Tax Cut Not Likely to Create Jobs, but Could Hurt Wisconsin’s Education System

by | June 12, 2013

Home 9 Tax and Budget 9 Tax Cut Not Likely to Create Jobs, but Could Hurt Wisconsin’s Education System ( Page 4 )

The Legislature’s budget committee passed an income tax cut this week that could hurt Wisconsin’s ability to support a high-quality public education system, while doing very little to create jobs.

The proposed tax cut would take resources away from public services – like our neighborhood schools – that are crucial to building the foundation for future economic growth. The tax cut is expected to reduce state income tax revenue by $651 million over two years, and doesn’t count a tax deduction for private school tuition that would reduce tax revenue by another $30 million a year, starting in the second year of the budget period.

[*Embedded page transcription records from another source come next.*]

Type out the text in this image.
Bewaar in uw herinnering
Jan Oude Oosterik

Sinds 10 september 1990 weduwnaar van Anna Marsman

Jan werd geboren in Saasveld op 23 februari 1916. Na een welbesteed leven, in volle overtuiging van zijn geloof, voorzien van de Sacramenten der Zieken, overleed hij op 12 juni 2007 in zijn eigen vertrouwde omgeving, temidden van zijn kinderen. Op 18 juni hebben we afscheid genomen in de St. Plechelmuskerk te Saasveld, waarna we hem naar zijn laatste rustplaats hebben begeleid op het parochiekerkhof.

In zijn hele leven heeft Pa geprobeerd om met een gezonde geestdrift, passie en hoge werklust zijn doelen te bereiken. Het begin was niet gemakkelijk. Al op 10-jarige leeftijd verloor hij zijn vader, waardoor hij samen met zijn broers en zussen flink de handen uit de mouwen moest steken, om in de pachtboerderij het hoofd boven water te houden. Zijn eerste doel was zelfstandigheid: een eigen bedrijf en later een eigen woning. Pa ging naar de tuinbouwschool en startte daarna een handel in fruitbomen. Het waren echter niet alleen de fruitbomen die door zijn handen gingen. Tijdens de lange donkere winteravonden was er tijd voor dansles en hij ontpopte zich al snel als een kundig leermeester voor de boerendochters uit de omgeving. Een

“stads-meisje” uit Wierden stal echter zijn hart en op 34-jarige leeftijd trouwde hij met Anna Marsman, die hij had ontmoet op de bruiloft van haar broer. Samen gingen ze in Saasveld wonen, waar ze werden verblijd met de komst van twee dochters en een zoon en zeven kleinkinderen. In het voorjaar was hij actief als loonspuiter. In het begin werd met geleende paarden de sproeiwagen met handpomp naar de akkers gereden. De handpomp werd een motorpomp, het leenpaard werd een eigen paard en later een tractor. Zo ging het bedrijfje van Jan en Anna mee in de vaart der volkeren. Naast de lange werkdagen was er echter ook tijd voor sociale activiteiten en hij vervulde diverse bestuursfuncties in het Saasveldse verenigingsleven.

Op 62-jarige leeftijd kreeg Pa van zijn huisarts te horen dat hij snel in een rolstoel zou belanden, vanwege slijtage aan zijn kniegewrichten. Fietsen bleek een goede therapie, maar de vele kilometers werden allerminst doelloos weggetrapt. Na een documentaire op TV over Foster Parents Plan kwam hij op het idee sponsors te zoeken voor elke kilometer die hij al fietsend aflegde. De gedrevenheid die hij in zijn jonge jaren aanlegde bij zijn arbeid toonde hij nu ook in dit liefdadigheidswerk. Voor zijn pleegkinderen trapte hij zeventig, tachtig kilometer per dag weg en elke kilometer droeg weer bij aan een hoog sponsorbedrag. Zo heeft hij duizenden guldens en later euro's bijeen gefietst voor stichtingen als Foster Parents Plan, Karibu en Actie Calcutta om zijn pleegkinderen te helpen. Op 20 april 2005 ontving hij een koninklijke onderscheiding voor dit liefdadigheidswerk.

Wisconsin schools have already been hard-pressed to continue to provide the excellent public education that Wisconsin students deserve. Wisconsin’s school funding cuts have been among the nation’s largest, and the number of teachers in Wisconsin classrooms has dropped by more than 3,000 over the last three years. More than half of districts have increased classroom size in order to compensate for reductions in state support. If the full Legislature approves the income tax cut, there will be fewer resources for Wisconsin’s schools, and the trend of fewer teachers and larger classrooms is likely to continue.

Another concerning aspect of the proposed income tax cut is that the highest earners receive most of the benefit, while many low-income taxpayers receive no benefit at all. There is a whole post on this topic at the Wisconsin Budget Project blog, but here are some of the highlights:

  • More than three-quarter of a million low-income taxpayers would receive no benefit from the tax cut. If the legislators wanted to provide a tax cut to the taxpayers with the lowest incomes, they could reverse cuts made to the state’s tax credit for working families with children, or a tax credit that helps keep property taxes low for low-income people.
  • 55% of the benefit of the tax cut would go to people earning more than $100,000 a year.
  • The proposal collapses two tax brackets together, so that couples earning $29,000 would be in the same tax bracket as couples earning $315,000.

Unfortunately, the proposed tax cut is unlikely to create jobs in Wisconsin. History has shown that states that cut income taxes lag the rest of the country in economic growth. The proposed income tax cut won’t create the good jobs Wisconsin needs, but it will undermine the state’s future by making it harder to invest in public education and other services that contribute to a strong economy.